Twitter CEO resigns
Tech giant Twitter is never one to avoid the headlines. This week is no exception, as the company’s CEO Dick Costolo made a surprise announcement that he would be stepping down.
In a statement, he said “I am tremendously proud of the Twitter team and all that the team has accomplished together during my six years with the company.”
Twitter is typically under fire from the media, its users, or its investors for one issue or another, whether it be problems regarding privacy policies or the company’s inability to stimulate user growth and meet Wall Street’s revenue forecasts. Costolo has been a central figure in the constant scrutiny directed at Twitter, and feels that his resignation would remove some of those distractions for the company.
It appears that Wall Street might agree with those sentiments, with Twitter’s shares jumping by more than 7% in the wake of the announcement. Twitter’s co-founder Jack Dorsey will serve as the company’s interim CEO until a replacement is found.
YouTube’s gaming site
On the back of the success of Twitch, Amazon’s game streaming service, Google-owned YouTube is launching a site dedicated to compete for the allegiance of gamers. Amazon beat Google to the acquisition of Twitch just last year with an offer of $970 million, according to the BBC.
While the new site will focus on live streaming to directly compete with Twitch, other features will include individual profiles for games and gamers.
“Live streams bring the gaming community closer together, so we’ve put them front-and-centre on the YouTube Gaming homepage,” wrote Alan Joyce, YouTube’s gaming product manager in a blog post. “And in the coming weeks, we’ll launch an improved live experience that makes it simpler to broadcast your gameplay to YouTube.”
While YouTube’s initiative signals competition for Twitch, for gamers it means even more opportunity and resources to delve deeper into the world of gaming.
Oculus and Xbox partnership
At an Oculus event in San Francisco earlier this week, an unexpected guest arrived in the form of Microsoft’s Head of Xbox, Phil Spencer, who joined Oculus CEO Brendan Iribe on stage to announce a partnership between the two companies.
Oculus VR finally unveiled its Rift model, the first glimpse of the product that will be made available to consumers. Now, it will come hand in hand with an Xbox One controller. The partnership will also enable Oculus users to stream Xbox One games to their virtual reality headsets, viewing them in different dimensions.
Oculus will be competing with other new VR products making their debuts in 2016, like HTC’s Vive and Playstation’s Morpheus. The Facebook-owned company may have taken a step towards that goal by throwing in its lot with Microsoft, which could be a real asset in elevating Oculus Rift above its competitors by bringing gaming into the virtual reality sphere. At the same time, Xbox can use Oculus as its vehicle to enter the increasingly anticipated era of virtual reality.

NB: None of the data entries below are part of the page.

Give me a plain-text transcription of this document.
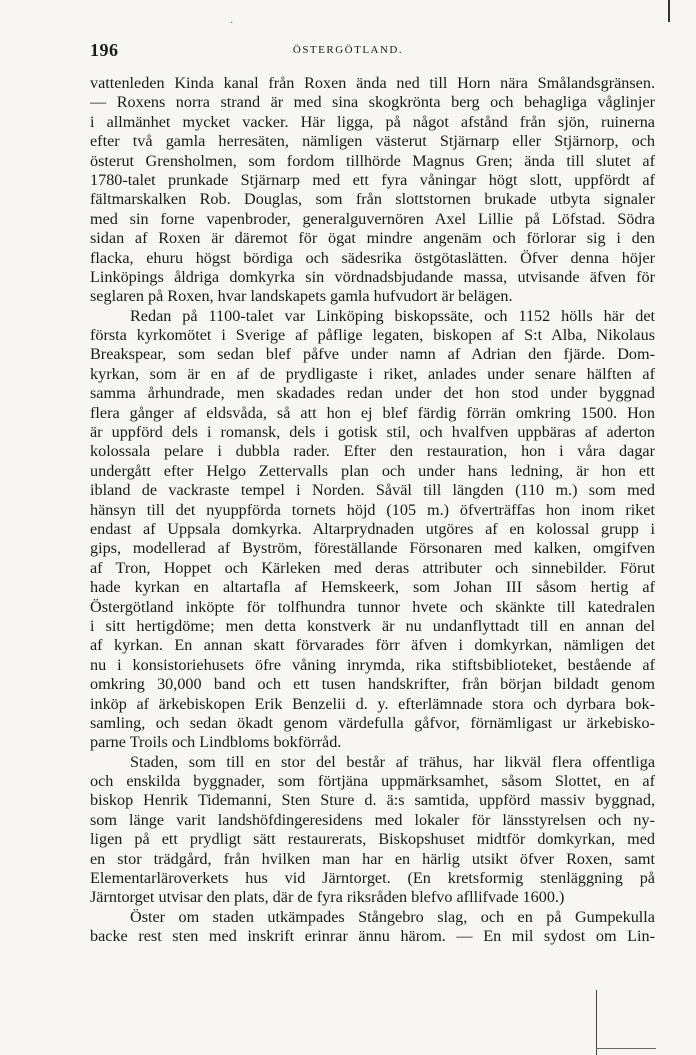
·
196	ÖSTERGÖTLAND.
vattenleden Kinda kanal från Roxen ända ned till Horn nära Smålandsgränsen.
— Roxens norra strand är med sina skogkrönta berg och behagliga våglinjer
i allmänhet mycket vacker. Här ligga, på något afstånd från sjön, ruinerna
efter två gamla herresäten, nämligen västerut Stjärnarp eller Stjärnorp, och
österut Grensholmen, som fordom tillhörde Magnus Gren; ända till slutet af
1780-talet prunkade Stjärnarp med ett fyra våningar högt slott, uppfördt af
fältmarskalken Rob. Douglas, som från slottstornen brukade utbyta signaler
med sin forne vapenbroder, generalguvernören Axel Lillie på Löfstad. Södra
sidan af Roxen är däremot för ögat mindre angenäm och förlorar sig i den
flacka, ehuru högst bördiga och sädesrika östgötaslätten. Öfver denna höjer
Linköpings åldriga domkyrka sin vördnadsbjudande massa, utvisande äfven för
seglaren på Roxen, hvar landskapets gamla hufvudort är belägen.
Redan på 1100-talet var Linköping biskopssäte, och 1152 hölls här det
första kyrkomötet i Sverige af påflige legaten, biskopen af S:t Alba, Nikolaus
Breakspear, som sedan blef påfve under namn af Adrian den fjärde. Dom-
kyrkan, som är en af de prydligaste i riket, anlades under senare hälften af
samma århundrade, men skadades redan under det hon stod under byggnad
flera gånger af eldsvåda, så att hon ej blef färdig förrän omkring 1500. Hon
är uppförd dels i romansk, dels i gotisk stil, och hvalfven uppbäras af aderton
kolossala pelare i dubbla rader. Efter den restauration, hon i våra dagar
undergått efter Helgo Zettervalls plan och under hans ledning, är hon ett
ibland de vackraste tempel i Norden. Såväl till längden (110 m.) som med
hänsyn till det nyuppförda tornets höjd (105 m.) öfverträffas hon inom riket
endast af Uppsala domkyrka. Altarprydnaden utgöres af en kolossal grupp i
gips, modellerad af Byström, föreställande Försonaren med kalken, omgifven
af Tron, Hoppet och Kärleken med deras attributer och sinnebilder. Förut
hade kyrkan en altartafla af Hemskeerk, som Johan III såsom hertig af
Östergötland inköpte för tolfhundra tunnor hvete och skänkte till katedralen
i sitt hertigdöme; men detta konstverk är nu undanflyttadt till en annan del
af kyrkan. En annan skatt förvarades förr äfven i domkyrkan, nämligen det
nu i konsistoriehusets öfre våning inrymda, rika stiftsbiblioteket, bestående af
omkring 30,000 band och ett tusen handskrifter, från början bildadt genom
inköp af ärkebiskopen Erik Benzelii d. y. efterlämnade stora och dyrbara bok-
samling, och sedan ökadt genom värdefulla gåfvor, förnämligast ur ärkebisko-
parne Troils och Lindbloms bokförråd.
Staden, som till en stor del består af trähus, har likväl flera offentliga
och enskilda byggnader, som förtjäna uppmärksamhet, såsom Slottet, en af
biskop Henrik Tidemanni, Sten Sture d. ä:s samtida, uppförd massiv byggnad,
som länge varit landshöfdingeresidens med lokaler för länsstyrelsen och ny-
ligen på ett prydligt sätt restaurerats, Biskopshuset midtför domkyrkan, med
en stor trädgård, från hvilken man har en härlig utsikt öfver Roxen, samt
Elementarläroverkets hus vid Järntorget. (En kretsformig stenläggning på
Järntorget utvisar den plats, där de fyra riksråden blefvo afllifvade 1600.)
Öster om staden utkämpades Stångebro slag, och en på Gumpekulla
backe rest sten med inskrift erinrar ännu härom. — En mil sydost om Lin-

“We’re thrilled to be working closely with the team at Oculus. Their groundbreaking work in virtual reality is inspiring, and the Oculus Rift delivers a truly next-generation VR experience,” said Spencer. “We at Xbox are passionate about giving gamers the opportunity to play when and where they want. I can’t wait to see the incredible games created for the Rift, and we are proud to be a part of that experience.”